No ano passado, esses processos foram sinalizados pelo Sistema Garimpo. Por meio de um comprovante de depósito de FGTS, com número de conta, conseguiu-se obter um CPF e foi então que se descobriu que ele já havia morrido há quase 20 anos. Posteriormente, em uma pesquisa na Junta Comercial do Estado de São Paulo (Jucesp), identificou-se, em um dos endereços no qual o trabalhador chegou a morar, uma empresa. O dono se comprometeu a passar o telefone do TRT para a herdeira, que levou 15 dias para fazer a ligação, um pouco incrédula. “Muitas vezes a parte nem sabe que tem esse dinheiro a receber”, diz o juiz Valdir Rodrigues de Souza, que coordena o projeto no TRT de São Paulo. Por conta da pandemia, conta, todos os servidores ficaram em quarentena. Só em outubro então houve o retorno parcial das atividades presenciais do Projeto Garimpo. O trabalho para localizar os titulares dos recursos tem sido gratificante, segundo o magistrado. Semana passada, afirma, liberou R$ 300 mil para mais um herdeiro que não tinha conhecimento do processo. “Costumo dizer que é um setor onde todo mundo ganha. Ganha o empregador, o empregado e a União com o pagamento dos impostos. Dar a sentença é importante mas é muito bom ver a satisfação do crédito, a finalização do processo.” O juiz e mais 15 servidores atuam no Núcleo de Saneamento de Processos Arquivados Definitivamente. Com a pandemia e as restrições, apenas 20% dos servidores estão trabalhando presencialmente. “Tudo isso acabou dificultando o trabalho, mas estamos pedindo para advogados que digitalizem as peças para poder enviá-las aos funcionários em home office”, diz.

Além dos valores disponibilizados para as partes, ficou autorizado pela Corregedoria Geral da Justiça do Trabalho (CSJT) que os TRTs possam transferir valores de até R$ 150 para o Fundo de Combate à Covid da União – estabeleceuse um valor mínimo para o trabalho.. No caso do TRT de São Paulo, já foram direcionados R$ 171 mil. Pelo TRT de Campinas, R$ 5,4 milhões. Também são localizados valores que podem fazer a diferença no dia a dia de uma empresa. O TRT de Campinas conseguiu resgatar R$ 118 mil para a Irmandade da Santa Casa de Misericórdia de Descalvado. Esses valores possibilitaram a reforma do telhado do hospital e a compra de equipamentos. Dos R$ 165,7 milhões resgatados pelo TRT, R$ 69, 3 milhões foram destinados a empresas e R$ 36, 7 milhões a trabalhadores. Outra quantia significativa, cerca de R$ 59 milhões, foi transferida para outras execuções trabalhistas por empregadores.

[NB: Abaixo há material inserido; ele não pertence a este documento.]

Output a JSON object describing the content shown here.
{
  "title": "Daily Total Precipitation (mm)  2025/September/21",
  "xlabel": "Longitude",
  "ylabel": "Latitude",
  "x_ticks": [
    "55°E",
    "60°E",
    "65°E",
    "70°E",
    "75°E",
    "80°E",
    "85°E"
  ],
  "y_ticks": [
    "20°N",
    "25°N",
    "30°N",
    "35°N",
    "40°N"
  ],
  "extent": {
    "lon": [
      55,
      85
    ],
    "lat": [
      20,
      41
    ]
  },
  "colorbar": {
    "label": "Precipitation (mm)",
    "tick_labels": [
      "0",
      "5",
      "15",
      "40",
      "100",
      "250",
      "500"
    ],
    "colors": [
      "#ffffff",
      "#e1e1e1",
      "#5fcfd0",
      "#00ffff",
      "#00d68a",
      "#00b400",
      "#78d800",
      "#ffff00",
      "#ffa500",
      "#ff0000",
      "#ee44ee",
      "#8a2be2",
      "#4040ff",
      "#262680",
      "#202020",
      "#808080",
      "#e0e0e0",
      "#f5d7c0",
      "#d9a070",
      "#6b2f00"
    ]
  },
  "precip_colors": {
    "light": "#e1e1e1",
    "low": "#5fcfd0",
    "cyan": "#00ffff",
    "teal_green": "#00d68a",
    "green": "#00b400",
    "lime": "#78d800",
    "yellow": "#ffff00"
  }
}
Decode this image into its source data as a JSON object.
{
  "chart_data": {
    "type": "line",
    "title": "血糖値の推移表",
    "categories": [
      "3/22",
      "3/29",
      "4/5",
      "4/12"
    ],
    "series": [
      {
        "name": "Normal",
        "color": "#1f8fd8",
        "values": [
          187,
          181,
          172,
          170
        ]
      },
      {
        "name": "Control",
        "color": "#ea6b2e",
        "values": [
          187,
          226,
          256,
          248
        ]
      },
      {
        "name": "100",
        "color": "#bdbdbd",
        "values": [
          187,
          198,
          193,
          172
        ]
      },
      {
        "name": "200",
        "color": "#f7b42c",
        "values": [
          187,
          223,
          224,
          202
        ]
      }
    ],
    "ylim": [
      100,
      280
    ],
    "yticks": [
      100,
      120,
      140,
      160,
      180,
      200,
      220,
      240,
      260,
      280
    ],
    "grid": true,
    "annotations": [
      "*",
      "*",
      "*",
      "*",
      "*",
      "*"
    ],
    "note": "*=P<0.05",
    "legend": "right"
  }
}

Neste mês de fevereiro, o projeto Garimpo no TRT do Rio destinou quase R$ 5 milhões que seriam devolvidos para a Companhia de Águas e Esgotos (Cedae) para execuções pendentes contra a empresa. De acordo com a juíza gestora do Projeto Garimpo, Márcia Regina Leal Campos, os valores encontrados, em vez de liberados à titular dos depósitos, foram disponibilizados às varas do trabalho do Estado para uso em execuções pendentes. Pioneiro, o TRT do Rio Grande do Norte, que iniciou o trabalho em 2019, devolveu às partes R$ 5,9 milhões em 2019 e cerca de R$ 22,9 milhões no ano passado. Para o juiz Cacio Oliveira Manoel, apesar da pandemia ter atrasado o andamento do trabalho, os resultados são bons. “Conseguimos injetar recursos na economia porque esses valores estavam esquecidos. Ainda fazemos a transferência para movimentar outros processos que estavam sem pagamento”, diz. Ele acrescenta que, no início da pandemia, conseguiram localizar valores esquecidos por empresas em dificuldade, que puderam quitar verbas.